All this is in marked contrast to the gentleman's agreement everyone suspects exists between the British Chancellor, Gordon Brown, and the Governor of the Bank of England, Eddie George. It will be recalled that Mr George was recently awarded a second five-year term, to run from July. For choice, the Chancellor would have had a change at the top, but a lack of credible alternatives, not to mention pressure from the Prime Minister and the City, eventually persuaded him that continuity was the better path.

However, no one would find it in the least bit surprising if Mr George retired with a gong before his second five-year term is up, having by then seen through the important tasks of separating the bank's supervisory from its monetary policy functions and established the credibility of the bank as an independent determinant of interest rates. If there is such an agreement, it is not admitted to.

The whole point of these things is that though there might be a political fix, it should not be seen to exist. The effect would be to undermine the credibility of an institution which is meant to be free from political interference. In the shenanigans over the ECB, the politics of the situation was as visible as a 32-tonne truck. It would have been impossible to miss it. Mr Duisenberg then went on to irritate the wound further by described the manner of his appointment as "absurd".

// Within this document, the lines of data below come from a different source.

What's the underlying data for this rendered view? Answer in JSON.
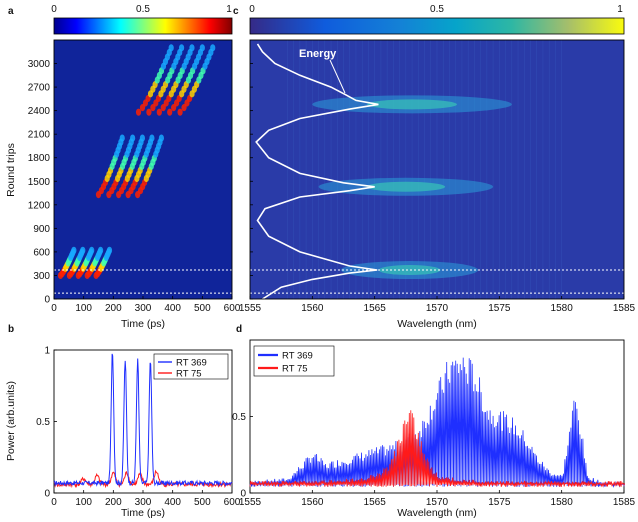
{
  "panel_labels": [
    "a",
    "b",
    "c",
    "d"
  ],
  "colors": {
    "map_low": "#10249a",
    "series_blue": "#1f2fff",
    "series_red": "#ff1a1a",
    "energy_trace": "#ffffff",
    "guide_line": "#ffffff"
  },
  "chart_data": [
    {
      "panel": "a",
      "type": "heatmap",
      "colormap": "jet",
      "colorbar": {
        "ticks": [
          "0",
          "0.5",
          "1"
        ],
        "range": [
          0,
          1
        ]
      },
      "xlabel": "Time (ps)",
      "ylabel": "Round trips",
      "xlim": [
        0,
        600
      ],
      "ylim": [
        0,
        3300
      ],
      "xticks": [
        "0",
        "100",
        "200",
        "300",
        "400",
        "500",
        "600"
      ],
      "yticks": [
        "0",
        "300",
        "600",
        "900",
        "1200",
        "1500",
        "1800",
        "2100",
        "2400",
        "2700",
        "3000"
      ],
      "guide_lines_y": [
        369,
        75
      ],
      "pulse_groups": [
        {
          "start_rt": 300,
          "end_rt": 620,
          "times_start": [
            22,
            52,
            82,
            112,
            142
          ],
          "drift": 45
        },
        {
          "start_rt": 1330,
          "end_rt": 2050,
          "times_start": [
            150,
            185,
            218,
            250,
            282
          ],
          "drift": 80
        },
        {
          "start_rt": 2380,
          "end_rt": 3200,
          "times_start": [
            285,
            320,
            355,
            390,
            425
          ],
          "drift": 110
        }
      ]
    },
    {
      "panel": "b",
      "type": "line",
      "xlabel": "Time (ps)",
      "ylabel": "Power (arb.units)",
      "xlim": [
        0,
        600
      ],
      "ylim": [
        0,
        1
      ],
      "xticks": [
        "0",
        "100",
        "200",
        "300",
        "400",
        "500",
        "600"
      ],
      "yticks": [
        "0",
        "0.5",
        "1"
      ],
      "legend": "top-right",
      "series": [
        {
          "name": "RT 369",
          "color": "#1f2fff",
          "pulse_centers": [
            197,
            240,
            282,
            325
          ],
          "pulse_peaks": [
            1.0,
            0.93,
            0.93,
            0.93
          ],
          "baseline": 0.07
        },
        {
          "name": "RT 75",
          "color": "#ff1a1a",
          "pulse_centers": [
            100,
            145,
            200,
            245,
            290,
            345
          ],
          "pulse_peaks": [
            0.1,
            0.12,
            0.14,
            0.14,
            0.13,
            0.15
          ],
          "baseline": 0.06
        }
      ]
    },
    {
      "panel": "c",
      "type": "heatmap",
      "colormap": "parula",
      "colorbar": {
        "ticks": [
          "0",
          "0.5",
          "1"
        ],
        "range": [
          0,
          1
        ]
      },
      "xlabel": "Wavelength (nm)",
      "xlim": [
        1555,
        1585
      ],
      "ylim": [
        0,
        3300
      ],
      "xticks": [
        "1555",
        "1560",
        "1565",
        "1570",
        "1575",
        "1580",
        "1585"
      ],
      "guide_lines_y": [
        369,
        75
      ],
      "annotation": "Energy",
      "energy_trace": {
        "rt": [
          0,
          150,
          250,
          330,
          369,
          420,
          600,
          800,
          1000,
          1150,
          1300,
          1380,
          1430,
          1480,
          1600,
          1800,
          2000,
          2150,
          2300,
          2420,
          2480,
          2530,
          2600,
          2700,
          2850,
          3000,
          3150,
          3250
        ],
        "wavelength": [
          1556,
          1557.5,
          1560,
          1563,
          1565.2,
          1563,
          1559,
          1556.5,
          1555.6,
          1556.2,
          1559,
          1563,
          1565,
          1562.5,
          1559,
          1556.5,
          1555.5,
          1556.5,
          1559,
          1563,
          1565.3,
          1563.5,
          1562.7,
          1561.5,
          1559,
          1557,
          1556,
          1555.6
        ]
      },
      "spectral_bands": [
        {
          "rt": 369,
          "center": 1567.8,
          "width": 5.5
        },
        {
          "rt": 1430,
          "center": 1567.5,
          "width": 7
        },
        {
          "rt": 2480,
          "center": 1568,
          "width": 8
        }
      ]
    },
    {
      "panel": "d",
      "type": "line",
      "xlabel": "Wavelength (nm)",
      "xlim": [
        1555,
        1585
      ],
      "ylim": [
        0,
        1
      ],
      "xticks": [
        "1555",
        "1560",
        "1565",
        "1570",
        "1575",
        "1580",
        "1585"
      ],
      "yticks": [
        "0",
        "0.5"
      ],
      "legend": "top-left",
      "series": [
        {
          "name": "RT 369",
          "color": "#1f2fff",
          "envelope_x": [
            1555,
            1558,
            1560,
            1561,
            1563,
            1565,
            1567,
            1568.5,
            1570,
            1571,
            1572,
            1573,
            1574,
            1575,
            1576,
            1577,
            1578,
            1579,
            1580,
            1581,
            1581.5,
            1582,
            1583,
            1585
          ],
          "envelope_y": [
            0.08,
            0.1,
            0.28,
            0.2,
            0.25,
            0.3,
            0.35,
            0.45,
            0.72,
            0.92,
            0.95,
            0.85,
            0.6,
            0.55,
            0.5,
            0.4,
            0.25,
            0.15,
            0.12,
            0.68,
            0.45,
            0.12,
            0.08,
            0.07
          ]
        },
        {
          "name": "RT 75",
          "color": "#ff1a1a",
          "envelope_x": [
            1555,
            1560,
            1564,
            1566,
            1567,
            1567.5,
            1568,
            1568.5,
            1569,
            1570,
            1572,
            1575,
            1585
          ],
          "envelope_y": [
            0.08,
            0.08,
            0.1,
            0.18,
            0.4,
            0.55,
            0.57,
            0.4,
            0.25,
            0.12,
            0.09,
            0.08,
            0.08
          ]
        }
      ]
    }
  ]
}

The upshot is that the integrity of the ECB has to some extent already been compromised. To what degree, and whether in the long run it matters very much, are more difficult questions to answer. Much depends on how Mr Duisenberg steers his course. So what sort of a man is he, and what can the markets expect of him?

Certainly, he seems of strongly independent character, unafraid to speak his mind whatever the embarrassment caused. That's got to be positive, as perhaps is his liking for country music, which distinguishes him quite markedly from other grey-suited central bankers. Before MEPs this week, he gave a bravura performance of some daring, insisting, among other things, that the Bank of England's practice of publishing the minutes of its monetary policy committee meetings was wrong. Not for 16 years would that happen with the ECB, he said, since the effect was to encourage market speculation and harden positions within the board.

OK, so transparency is out. If the ECB is to be truly independent, then it has to be so in private, he seemed to be saying. This is probably not such a good sign, demonstrating that Mr Duisenberg does not understand markets as fully as he should. If the markets know nothing about the decision- making process, they will speculate even more actively. Will it be the Italians, Spanish, Germans or perhaps even the Irish who get the upper hand in monetary policy this month? All this will be grist to the speculators' mill. There is a real chance of chaos as politicians trumpet their national interest into this vacuum of knowledge.

Mr Duisenberg is also known as an inflation-busting hawk. Recently he was voted in a poll of analysts the most hawkish central banker in Europe. Judging by his record, we ought to expect a hard-line, ultra-conservative approach to policy. With the pound already decisively off its peak against the mark, financial markets are beginning to anticipate just that. The change in sentiment is tangible.

Even two months ago it was still fashionable to think of sterling as a safe haven from a weak euro. Now it seems that sterling's strength may have been a cyclical thing after all. Further, the euro might be operated as a hard, strong currency, the more so after last weekend's fiasco, since the ECB will have something to prove. So many European leaders are puffing out their chests and talking in terms of the euro rapidly becoming a reserve currency capable of looking the dollar in the face that perhaps we should expect nothing less.

These are early days, however, and we shouldn't count on any such outcome. The ECB is not De Nederlandsche Bank, the small and perfectly formed central bank where Mr Duisenberg earned his reputation. Keeping the lid on a potentially unruly 17 member multinational board is a different order of challenge altogether. Certainly, this will not be a board capable of being managed on the basis of agreement between gentlemen.